Tras la caída de árboles en Mendoza, especialistas advierten: “Los ejemplares en riesgo deben sacarse ya”

Tras la caída de árboles en Mendoza, especialistas advierten: “Los ejemplares en riesgo deben sacarse ya”

Mendoza

Especialistas explicaron cuáles son los principales factores que provocan la caída de árboles en la vía pública, detallaron qué controles deben realizar los municipios y recordaron que la ley permite actuar de inmediato ante ejemplares que representen un peligro.

En medio de los recientes episodios por la caída de árboles durante el viento Zonda en Mendoza, incluido el caso que terminó con la muerte de un joven, el presidente del Consejo de Defensa del Arbolado Público, Sergio Carrieri, analizó el estado del arbolado urbano y explicó qué factores influyen en estos hechos y qué responsabilidades fija la ley.

Carrieri explicó que muchos de los ejemplares que generan inconvenientes son álamos, una especie que fue incorporada hace años por su rápido crecimiento y la sombra que ofrece en poco tiempo. “Fueron traídos de Europa porque crecen rápido, pero no son adecuados para el arbolado urbano. Son árboles de vida corta que envejecen muy pronto”, señaló.

En ese sentido, advirtió que el aspecto puede resultar engañoso: “Uno los ve verdes, pero en realidad son árboles viejos. Y cuando envejecen, se caen”. Esta situación es frecuente en zonas tradicionales como La Alameda, donde la presencia histórica de álamos obliga a un seguimiento más riguroso. “Es un caso especial. No se pueden sacar todos, pero sí hay que hacer controles árbol por árbol”, remarcó.

El especialista hizo referencia a la Ley de Arbolado Público (Nº 7874), que regula las intervenciones sobre los forestales en la vía pública. Según detalló, cualquier tarea como poda, tala o erradicación requiere autorización previa de la autoridad de aplicación.

Sin embargo, aclaró que la normativa contempla situaciones de urgencia. “Cuando hay riesgo inminente de caída, ya sea por un árbol seco, enfermo o con deterioro estructural, las autoridades pueden actuar de inmediato. No hay excusas para demorar”, afirmó.

En esa línea, subrayó que un árbol seco representa un peligro concreto. “La madera se pudre desde la base y con un viento puede caer. También pasa con ejemplares que tienen partes verdes, pero el resto está seco”, indicó.

Carrieri también puso el foco en las condiciones en las que crecen los árboles en la ciudad. A diferencia de los cultivos forestales o frutales, el arbolado público se desarrolla en espacios limitados y muchas veces rodeados de cemento. “Las raíces necesitan respirar y absorber agua en toda su superficie, pero en la ciudad eso no ocurre. Muchas veces tienen agua en un solo punto y el resto está impermeabilizado”, explicó.

Esta situación provoca que las raíces crezcan de manera desigual, lo que reduce la estabilidad del árbol. “Buscan agua en pérdidas de cañerías y eso termina levantando veredas o debilitando su estructura”, agregó.

Pese a los episodios recientes, Carrieri aseguró que, en términos generales, el arbolado público de Mendoza no está en malas condiciones, aunque insistió en la necesidad de una gestión a largo plazo. “Estamos hablando de unos 600 mil árboles.
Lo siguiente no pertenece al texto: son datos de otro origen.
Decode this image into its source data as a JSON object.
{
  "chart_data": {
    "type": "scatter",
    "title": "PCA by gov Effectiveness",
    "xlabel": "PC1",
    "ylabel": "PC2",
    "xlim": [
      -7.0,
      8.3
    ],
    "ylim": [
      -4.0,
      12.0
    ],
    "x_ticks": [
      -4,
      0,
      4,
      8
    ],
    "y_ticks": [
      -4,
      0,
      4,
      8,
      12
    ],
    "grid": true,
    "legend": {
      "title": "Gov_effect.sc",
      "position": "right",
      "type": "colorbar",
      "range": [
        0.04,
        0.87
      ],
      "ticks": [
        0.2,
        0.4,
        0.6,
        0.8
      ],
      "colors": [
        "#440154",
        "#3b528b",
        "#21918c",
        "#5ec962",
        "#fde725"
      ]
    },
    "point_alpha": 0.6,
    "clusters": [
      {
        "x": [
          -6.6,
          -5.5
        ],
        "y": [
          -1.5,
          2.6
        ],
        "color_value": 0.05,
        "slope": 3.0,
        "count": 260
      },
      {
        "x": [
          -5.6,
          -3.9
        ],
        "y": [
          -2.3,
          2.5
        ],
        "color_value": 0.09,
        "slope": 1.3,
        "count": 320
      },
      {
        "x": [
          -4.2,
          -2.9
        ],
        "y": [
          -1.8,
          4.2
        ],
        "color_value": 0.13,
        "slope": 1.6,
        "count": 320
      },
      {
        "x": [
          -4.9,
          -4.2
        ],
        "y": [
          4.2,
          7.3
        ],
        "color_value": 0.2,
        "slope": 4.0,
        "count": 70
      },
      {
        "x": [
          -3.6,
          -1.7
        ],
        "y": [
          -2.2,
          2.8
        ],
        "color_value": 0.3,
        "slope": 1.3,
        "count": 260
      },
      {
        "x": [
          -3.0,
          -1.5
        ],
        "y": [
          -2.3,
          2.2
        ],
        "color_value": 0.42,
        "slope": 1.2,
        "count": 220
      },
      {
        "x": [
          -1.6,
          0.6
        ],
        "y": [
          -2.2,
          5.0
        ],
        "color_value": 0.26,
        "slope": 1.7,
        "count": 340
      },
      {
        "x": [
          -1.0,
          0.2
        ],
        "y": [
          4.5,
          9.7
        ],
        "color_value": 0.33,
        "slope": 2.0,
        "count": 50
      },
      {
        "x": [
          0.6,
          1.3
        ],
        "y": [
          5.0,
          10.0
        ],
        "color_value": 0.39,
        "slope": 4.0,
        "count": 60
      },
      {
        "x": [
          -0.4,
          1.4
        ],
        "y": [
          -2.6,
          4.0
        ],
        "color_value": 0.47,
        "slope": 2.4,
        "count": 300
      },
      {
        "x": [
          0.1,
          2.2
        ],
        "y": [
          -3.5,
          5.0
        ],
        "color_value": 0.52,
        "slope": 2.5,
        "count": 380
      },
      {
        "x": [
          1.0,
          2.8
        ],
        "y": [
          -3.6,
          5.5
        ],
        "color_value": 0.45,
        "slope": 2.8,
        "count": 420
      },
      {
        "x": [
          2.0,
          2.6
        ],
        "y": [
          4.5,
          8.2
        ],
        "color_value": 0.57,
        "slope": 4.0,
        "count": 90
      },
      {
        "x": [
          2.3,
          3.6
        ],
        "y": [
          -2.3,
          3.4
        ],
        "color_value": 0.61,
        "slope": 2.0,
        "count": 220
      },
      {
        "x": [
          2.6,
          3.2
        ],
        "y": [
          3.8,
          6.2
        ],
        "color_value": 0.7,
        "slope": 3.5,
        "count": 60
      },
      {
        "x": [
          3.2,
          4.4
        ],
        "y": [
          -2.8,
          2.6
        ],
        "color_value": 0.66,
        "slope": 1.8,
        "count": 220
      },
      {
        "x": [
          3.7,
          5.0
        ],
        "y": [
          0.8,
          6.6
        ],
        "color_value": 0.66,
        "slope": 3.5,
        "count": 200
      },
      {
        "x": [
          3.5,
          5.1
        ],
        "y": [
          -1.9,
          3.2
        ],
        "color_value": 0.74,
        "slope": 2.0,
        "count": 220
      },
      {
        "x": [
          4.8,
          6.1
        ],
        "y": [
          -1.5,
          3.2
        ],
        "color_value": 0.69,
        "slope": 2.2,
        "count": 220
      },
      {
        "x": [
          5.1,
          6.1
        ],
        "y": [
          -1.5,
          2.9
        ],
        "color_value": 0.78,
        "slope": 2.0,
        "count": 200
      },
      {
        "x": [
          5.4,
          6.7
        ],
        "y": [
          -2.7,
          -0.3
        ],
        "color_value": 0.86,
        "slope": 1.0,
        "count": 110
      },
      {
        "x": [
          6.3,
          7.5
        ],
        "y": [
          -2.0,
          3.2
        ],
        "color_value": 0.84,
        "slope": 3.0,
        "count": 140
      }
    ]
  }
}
Son seres vivos y hay que pensar cómo van a estar en 10 o 20 años, no solo si hoy se mantienen en pie”, explicó.

Por eso, consideró clave avanzar en la renovación progresiva de especies y en la eliminación preventiva de ejemplares comprometidos. “Si un árbol está inclinado, seco o enfermo, hay que sacarlo y reemplazarlo ya”, concluyó.